Телефон вздрогнул ровно в четыре часа, «друг» оказался человеком пунктуальным. Зверев чуть выждал, снял трубку.
— Слушаю.
— Николай Иванович? — В голосе слышался чуть заметный акцент.
— Да.
— Вы меня узнали? Вы согласны встретиться?
— Да.
— Когда? Где?
— Запишите мой адрес и приезжайте.
— Это удобно?
— Да. — Зверев продиктовал адрес, встал, медленно прошелся по квартире.
Комнаты и кухня оказались на месте, двери бесшумно открывались и закрывались. Все было в полном порядке.
Делая все чисто автоматически по выработанной годами привычке, он взял гантели, разогрелся до пота, принял холодный душ, растерся жестким полотенцем, надел свежую рубашку и новый костюм, тщательно завязал галстук, вывел пробор — волосок к волоску.
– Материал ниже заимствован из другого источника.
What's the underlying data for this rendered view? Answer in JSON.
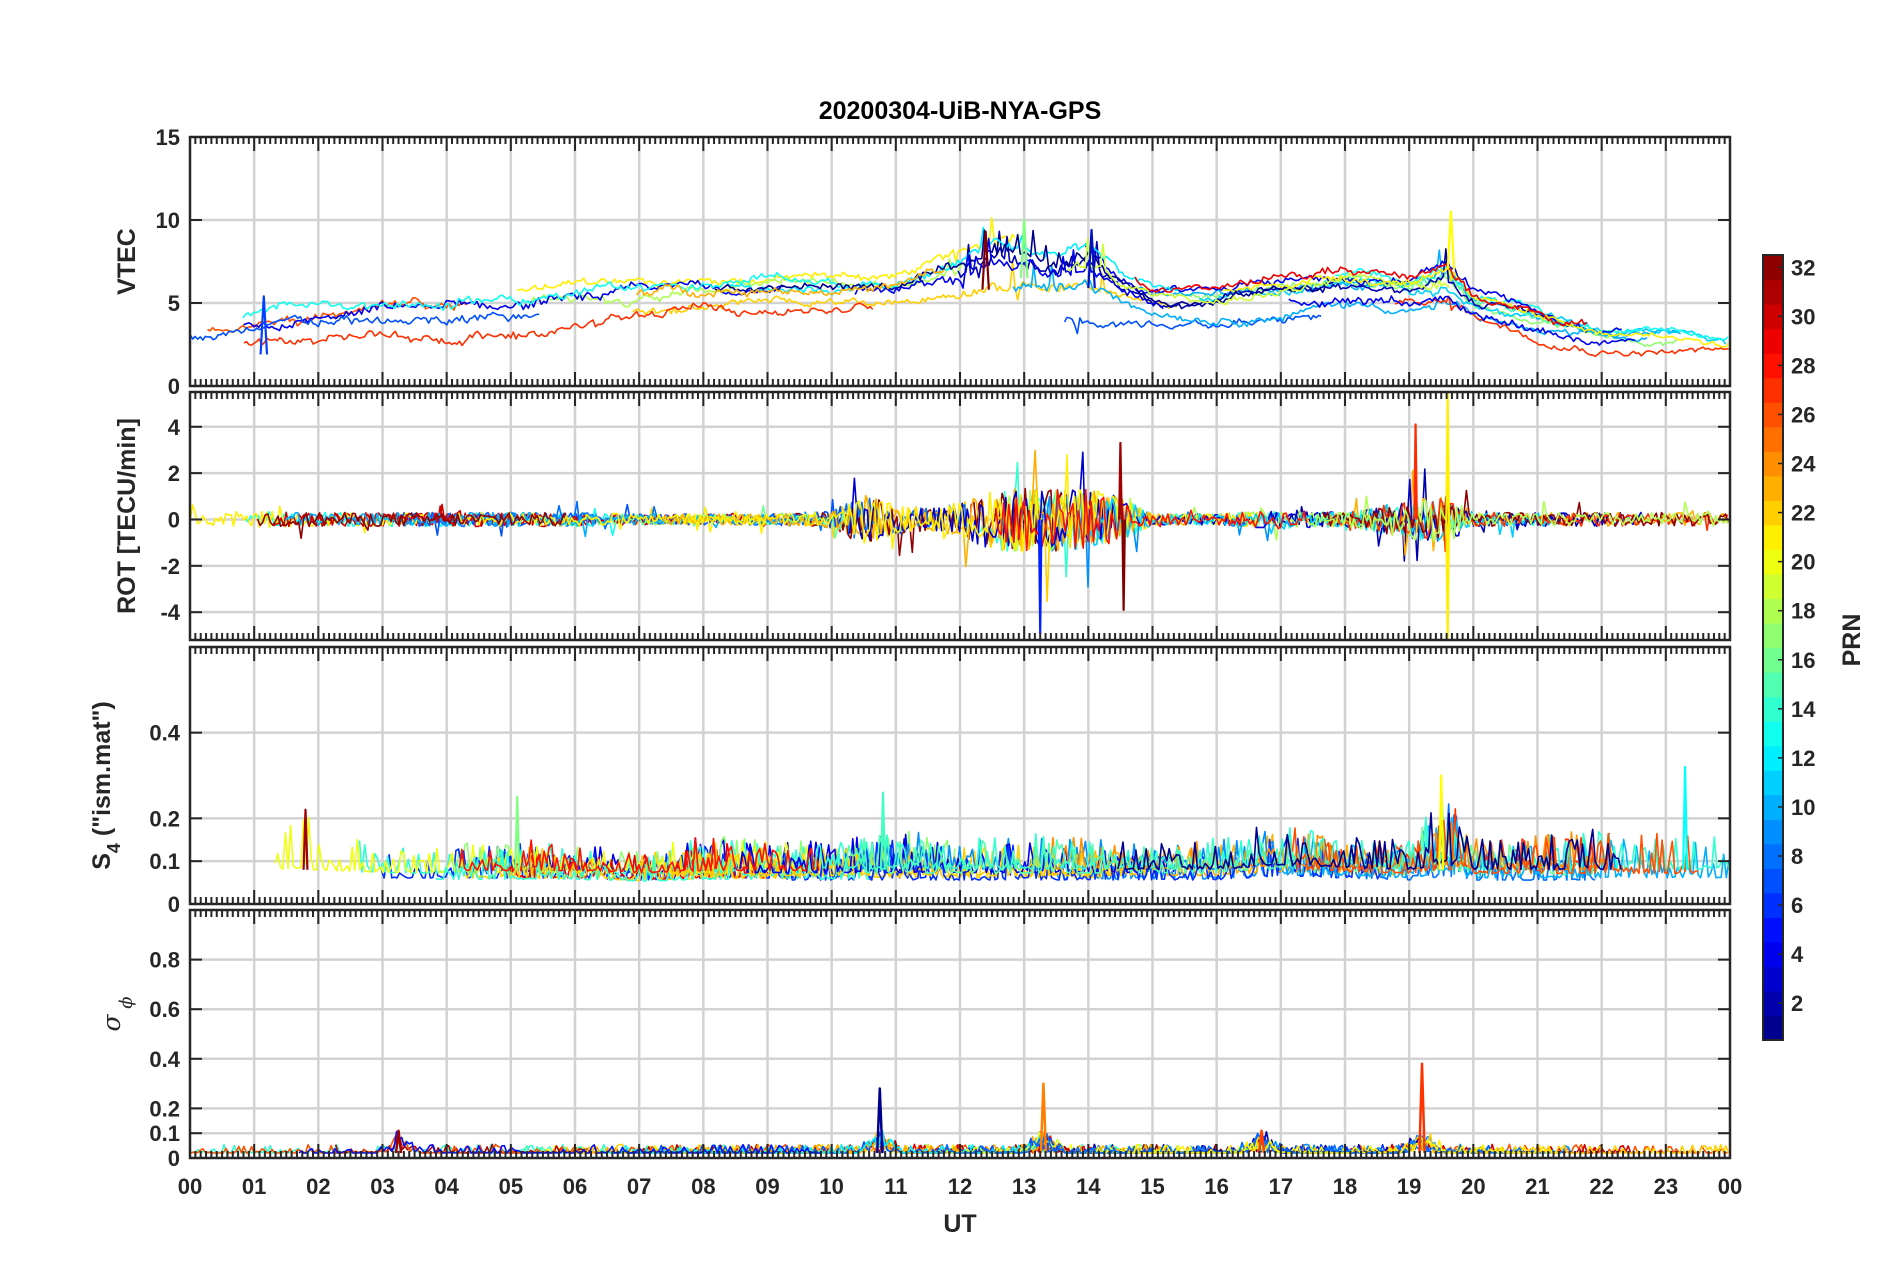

Он давно уже приучился в трудные минуты приводить себя в порядок. Он даже создал теорию, что от физической формы и внешнего вида зависит содержание человека. Единственное, чем он мог гордиться — выдержкой. Привычно спокойное выражение лица, чуть прищуренные насмешливые глаза, пожалуй, в них появилась еле заметная собачья тоска, но увидеть ее смогли бы лишь мать да жена, а не «друг» из заграницы.